Parents helping children into their first home
To guarantee or not to guarantee...
It seems impossible for the current and upcoming generation of young adults to enter the property market with the cost of housing in today’s market and the stringent rules put in place by New Zealand’s banking institutions. The current rules surrounding deposits for any prospective buyer is that (in most cases) you need to have a 20% deposit for the bank to approve your lending. There are however loopholes within this rule and this article will focus on what we are currently experiencing as solicitors in the legal world as a growing trend; parents guaranteeing the borrowings of their children.
Currently, the Banks are allowing parents to enter into guarantees (to ensure the 20% deposit criteria is met) whereby parents are essentially placing their assets ‘in the firing line’ in order to help their children place their feet on the first rung of the property ladder.

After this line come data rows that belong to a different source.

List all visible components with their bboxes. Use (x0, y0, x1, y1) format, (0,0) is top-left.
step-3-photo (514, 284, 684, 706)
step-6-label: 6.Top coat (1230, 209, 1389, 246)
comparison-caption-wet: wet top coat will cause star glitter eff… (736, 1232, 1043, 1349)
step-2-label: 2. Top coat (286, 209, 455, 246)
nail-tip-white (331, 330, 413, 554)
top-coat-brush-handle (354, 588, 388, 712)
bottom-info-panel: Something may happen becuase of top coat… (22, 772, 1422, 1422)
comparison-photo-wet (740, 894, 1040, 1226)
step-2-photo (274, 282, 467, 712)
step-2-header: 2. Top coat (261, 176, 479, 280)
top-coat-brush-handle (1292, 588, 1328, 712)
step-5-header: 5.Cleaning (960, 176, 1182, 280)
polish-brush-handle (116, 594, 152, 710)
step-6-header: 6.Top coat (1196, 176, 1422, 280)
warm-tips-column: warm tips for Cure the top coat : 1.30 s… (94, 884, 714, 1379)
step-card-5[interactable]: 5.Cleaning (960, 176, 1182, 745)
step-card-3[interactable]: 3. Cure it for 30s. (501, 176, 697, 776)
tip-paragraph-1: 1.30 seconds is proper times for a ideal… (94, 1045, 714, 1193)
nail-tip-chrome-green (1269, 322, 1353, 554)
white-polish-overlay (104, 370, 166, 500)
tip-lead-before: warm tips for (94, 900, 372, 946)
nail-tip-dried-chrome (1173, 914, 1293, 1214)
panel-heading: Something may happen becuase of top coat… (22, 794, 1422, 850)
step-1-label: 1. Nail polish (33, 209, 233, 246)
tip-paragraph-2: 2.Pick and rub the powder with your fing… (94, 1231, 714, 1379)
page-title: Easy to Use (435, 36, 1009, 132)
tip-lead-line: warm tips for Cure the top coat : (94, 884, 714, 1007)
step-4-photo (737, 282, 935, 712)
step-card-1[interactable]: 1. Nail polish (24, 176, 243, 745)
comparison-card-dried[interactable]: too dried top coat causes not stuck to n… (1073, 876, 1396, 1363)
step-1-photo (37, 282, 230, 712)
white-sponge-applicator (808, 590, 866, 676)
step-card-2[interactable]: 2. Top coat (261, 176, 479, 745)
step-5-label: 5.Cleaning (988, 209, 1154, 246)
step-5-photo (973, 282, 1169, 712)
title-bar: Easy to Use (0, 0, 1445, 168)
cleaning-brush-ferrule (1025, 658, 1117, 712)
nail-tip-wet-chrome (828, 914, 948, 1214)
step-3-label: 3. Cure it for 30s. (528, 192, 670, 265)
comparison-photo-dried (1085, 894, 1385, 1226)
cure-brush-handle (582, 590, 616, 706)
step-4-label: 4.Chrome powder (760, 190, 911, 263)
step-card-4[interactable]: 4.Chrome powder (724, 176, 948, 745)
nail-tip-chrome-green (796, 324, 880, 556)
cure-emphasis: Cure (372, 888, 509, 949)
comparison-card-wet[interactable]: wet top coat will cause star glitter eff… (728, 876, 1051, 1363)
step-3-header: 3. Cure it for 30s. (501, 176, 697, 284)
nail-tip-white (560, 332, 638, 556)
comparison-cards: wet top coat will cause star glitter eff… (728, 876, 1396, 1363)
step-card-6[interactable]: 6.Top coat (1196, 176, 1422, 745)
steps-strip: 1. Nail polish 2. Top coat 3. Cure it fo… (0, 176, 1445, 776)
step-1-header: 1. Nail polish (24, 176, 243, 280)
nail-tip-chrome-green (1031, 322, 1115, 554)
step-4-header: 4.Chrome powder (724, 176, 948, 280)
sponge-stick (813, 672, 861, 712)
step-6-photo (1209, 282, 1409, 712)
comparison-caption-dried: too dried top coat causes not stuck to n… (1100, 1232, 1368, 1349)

From the bank’s point of view having security placed over the parents' assets ensures that the bank's criteria of 20% is adhered to by combining the deposit monies the children have scraped together with the equity in parents assets to make up that 20%. For example, a child has a $50,000.00 deposit but needs a $100,000.00 deposit in order to satisfy the bank that they are placing 20% equity into a $500,000.00 property. The parents will need to have assets worth $50,000.00 in order to make up the difference. The problems parents face here is that the bank’s never limit the guarantee to the amount that the parents are providing (unless a solicitor requests a limit which can be approved or denied depending on individual circumstances) and the parents end up guaranteeing their children’s entire loan plus all interest and costs incurred by the bank to recover the debt as well as any future borrowings of the children.

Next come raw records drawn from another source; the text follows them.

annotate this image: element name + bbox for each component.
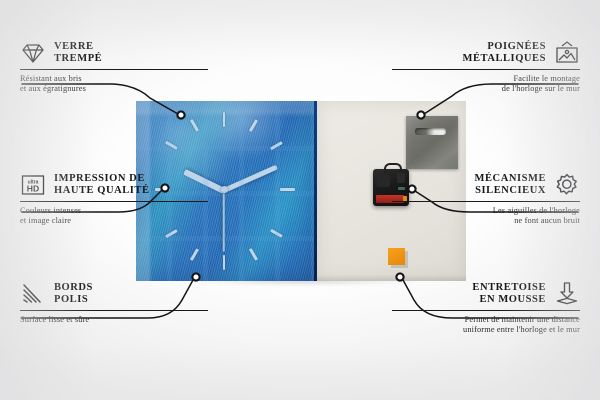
callout-impression-haute-qualite: ultra HD IMPRESSION DEHAUTE QUALITÉ Coul… xyxy=(20,172,208,226)
callout-header: ultra HD IMPRESSION DEHAUTE QUALITÉ xyxy=(20,172,208,198)
infographic-canvas: VERRETREMPÉ Résistant aux briset aux égr… xyxy=(0,0,600,400)
callout-title: MÉCANISMESILENCIEUX xyxy=(475,173,546,198)
callout-description: Permet de maintenir une distanceuniforme… xyxy=(392,315,580,335)
clock-tick xyxy=(249,119,258,132)
svg-text:HD: HD xyxy=(27,184,39,194)
callout-description: Facilite le montagede l'horloge sur le m… xyxy=(392,74,580,94)
callout-bords-polis: BORDSPOLIS Surface lisse et sûre xyxy=(20,281,208,325)
wall-hanger-icon xyxy=(554,40,580,66)
gear-icon xyxy=(554,172,580,198)
clock-tick xyxy=(190,119,199,132)
down-arrow-pad-icon xyxy=(554,281,580,307)
callout-verre-trempe: VERRETREMPÉ Résistant aux briset aux égr… xyxy=(20,40,208,94)
clock-minute-hand xyxy=(223,165,278,193)
clock-tick xyxy=(190,248,199,261)
callout-title: ENTRETOISEEN MOUSSE xyxy=(472,282,546,307)
callout-title: BORDSPOLIS xyxy=(54,282,93,307)
clock-tick xyxy=(270,141,283,150)
callout-title: POIGNÉESMÉTALLIQUES xyxy=(463,41,546,66)
callout-header: POIGNÉESMÉTALLIQUES xyxy=(392,40,580,66)
callout-header: ENTRETOISEEN MOUSSE xyxy=(392,281,580,307)
callout-description: Couleurs intenseset image claire xyxy=(20,206,208,226)
mechanism-body-detail xyxy=(377,174,390,187)
callout-description: Surface lisse et sûre xyxy=(20,315,208,325)
diamond-icon xyxy=(20,40,46,66)
callout-rule xyxy=(20,69,208,70)
clock-tick xyxy=(223,112,226,127)
clock-second-hand xyxy=(223,190,225,252)
callout-mecanisme-silencieux: MÉCANISMESILENCIEUX Les aiguilles de l'h… xyxy=(392,172,580,226)
clock-tick xyxy=(270,229,283,238)
ultra-hd-icon: ultra HD xyxy=(20,172,46,198)
callout-rule xyxy=(20,201,208,202)
callout-poignees-metalliques: POIGNÉESMÉTALLIQUES Facilite le montaged… xyxy=(392,40,580,94)
callout-title: IMPRESSION DEHAUTE QUALITÉ xyxy=(54,173,150,198)
callout-rule xyxy=(20,310,208,311)
callout-rule xyxy=(392,201,580,202)
hanger-plate xyxy=(406,116,458,169)
foam-spacer xyxy=(388,248,405,265)
clock-tick xyxy=(280,188,295,191)
clock-hand-cap xyxy=(221,186,228,193)
callout-rule xyxy=(392,69,580,70)
callout-header: MÉCANISMESILENCIEUX xyxy=(392,172,580,198)
polished-edges-icon xyxy=(20,281,46,307)
callout-description: Résistant aux briset aux égratignures xyxy=(20,74,208,94)
clock-tick xyxy=(165,229,178,238)
callout-entretoise-en-mousse: ENTRETOISEEN MOUSSE Permet de maintenir … xyxy=(392,281,580,335)
callout-header: BORDSPOLIS xyxy=(20,281,208,307)
clock-tick xyxy=(165,141,178,150)
callout-header: VERRETREMPÉ xyxy=(20,40,208,66)
clock-tick xyxy=(249,248,258,261)
clock-tick xyxy=(223,255,226,270)
callout-description: Les aiguilles de l'horlogene font aucun … xyxy=(392,206,580,226)
hanger-keyhole-slot xyxy=(415,128,446,135)
callout-title: VERRETREMPÉ xyxy=(54,41,102,66)
callout-rule xyxy=(392,310,580,311)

Now we would all like to think our children will not default on their mortgages but on the slight chance that they do, the parents are now faced with being placed into the shoes of the borrower and servicing the loan as if they were the original borrower.
Some matters that need to be considered by parents when entering into guarantees are that a guarantee is likely to affect the parents’ own ability to borrow and the guarantee extends to their personal assets including the possibility of losing their own home in order to satisfy the debt under the guarantee. Another issue surrounding guarantees is that banks do not terminate guarantees when the loan is repaid so parents can still remain liable for any future borrowings of their children without knowing this. The onus is on the guarantor (parent) to notify the bank that they wish to terminate the guarantee and not have it extended to future borrowings.
We would strongly advise all parents thinking of guaranteeing their children’s loans to obtain independent legal advice before entering into what can be seen as a daunting document so that they have a full understanding as to the nature and effect of the guarantee and what they are actually signing up for.